A bordo da primeira inflação gregoriana de um dígito, desde 1957, decolagem da gastança juscelinista de Brasília, a população brasileira se permite o luxo de encarar o ano-novo com otimismo. Dois terços, exatamente, acreditam que 1997 será melhor do que 1996, que acabou ficando menos ruim do que 1995. Fonte: Gallup.
Realizada na segunda quinzena de novembro, a pesquisa nacional identificou dose ainda maior de otimismo na classe A, recheada de formadores de opinião. Justamente a classe potencialmente mais cética, sobre ser socialmente a mais favorecida pelo ‘‘status quo’’.
Nas classes C, D e E, as mais beneficiadas pelo Plano Real, os otimistas somam 64%. Por que em menor número? Primeiro: os ganhos nos primeiros 30 meses do Real ficaram de bom tamanho, pensam eles. A maioria vegeta nos desvãos da economia informal e nunca teve medo de perder o emprego. Ou melhor: de perder o trabalho. Segundo: em ciclos de desconcentração de renda, os grupos mais beneficiados saem da letargia e do fatalismo para a descoberta de novas necessidades e novas frustrações. O tal de Efeito Sauvy, como dizem os economistas.
O Índice de Otimismo vem sendo produzido pelo Gallup, em cada virada de ano, desde 1981. Na recessão de 1981/83, ele trafegou perto de zero. Na entrada da Nova República, em 1985, saltou para 38%. Com a frustração do Plano Cruzado, não sobrou um único otimista no ‘‘réveillon’’ de 1986. Outra onda de esperança coletiva varreu o País no Natal de 1989, com índice de 42% de confiança no primeiro presidente eleito em 25 anos.
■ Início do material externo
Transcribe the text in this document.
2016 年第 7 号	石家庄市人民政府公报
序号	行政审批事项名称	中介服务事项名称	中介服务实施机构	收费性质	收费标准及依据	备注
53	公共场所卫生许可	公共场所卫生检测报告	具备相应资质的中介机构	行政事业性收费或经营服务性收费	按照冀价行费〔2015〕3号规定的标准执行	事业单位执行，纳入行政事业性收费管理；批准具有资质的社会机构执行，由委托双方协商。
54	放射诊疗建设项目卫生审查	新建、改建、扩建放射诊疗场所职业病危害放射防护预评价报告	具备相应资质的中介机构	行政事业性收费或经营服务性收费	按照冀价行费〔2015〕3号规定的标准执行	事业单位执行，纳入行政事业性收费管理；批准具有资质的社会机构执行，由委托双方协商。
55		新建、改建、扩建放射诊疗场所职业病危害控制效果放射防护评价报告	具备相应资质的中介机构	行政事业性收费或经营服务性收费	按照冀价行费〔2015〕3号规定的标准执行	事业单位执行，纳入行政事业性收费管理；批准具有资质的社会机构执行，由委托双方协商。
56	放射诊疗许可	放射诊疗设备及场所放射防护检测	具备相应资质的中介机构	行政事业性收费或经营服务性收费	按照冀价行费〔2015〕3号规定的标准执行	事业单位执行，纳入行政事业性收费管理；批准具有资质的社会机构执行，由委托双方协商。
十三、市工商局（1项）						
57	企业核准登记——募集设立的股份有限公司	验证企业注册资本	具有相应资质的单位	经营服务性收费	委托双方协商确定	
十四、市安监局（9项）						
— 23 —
E tome outra decepção colossal: 18% abaixo de zero em dezembro de 1990.
Nos três anos seguintes, os otimistas do ano-novo nunca passaram de 20%. Com a estréia do Real, em julho de 1994, o Índice de Otimismo escalou o recorde de 58%. No ‘‘réveillon’’ passado, o Real baixou a bola para 52%. Agora, crava novo recorde desde o lançamento em 1981: otimismo de 66%.
O que espera a maioria dos brasileiros? Cinco indicadores combinados: 1) inflação ainda menor; 2) expansão da economia em geral; 3) aumento da oferta de emprego; 4) aumento real do salário; 5) governo e Congresso reformando tudo o que deve ser reformado.Desemprego
- Inflação quase dentro da jaula e arrocho salarial amaciado, a preocupação maior dos brasileiros, na área econômica, é com a ‘‘garantia do emprego’’. Para 48% dos entrevistados pelo Gallup, o desemprego ‘‘tende a crescer’’ no ano-novo.
Já foi maior
- Ano passado, a expectativa de desemprego crescente contaminou 58% dos entrevistados. Mas o pico da sinistrose deu-se na virada de 1991, com 71% de pessimistas. Tiro e queda: 1992 registrou o recorde de desemprego da década, com 6,1%.
Em declínio?
- Para o IBGE, a taxa de desemprego deve estar fechando o ano ao redor de 5,2%, contra o pico de 5,9% na altura de maio. Como as projeções para 1997 apontam um PIB maior que o deste ano, tudo indica que o desemprego continuará recuando.
Bola da vez
- A série do IBGE demonstra que o desemprego no Plano Collor foi maior que no Plano Real. O que aumentou, nos últimos dois anos e meio de estabilização, não foi o desemprego, foi a nossa preocupação com o desemprego. O que é um bom começo.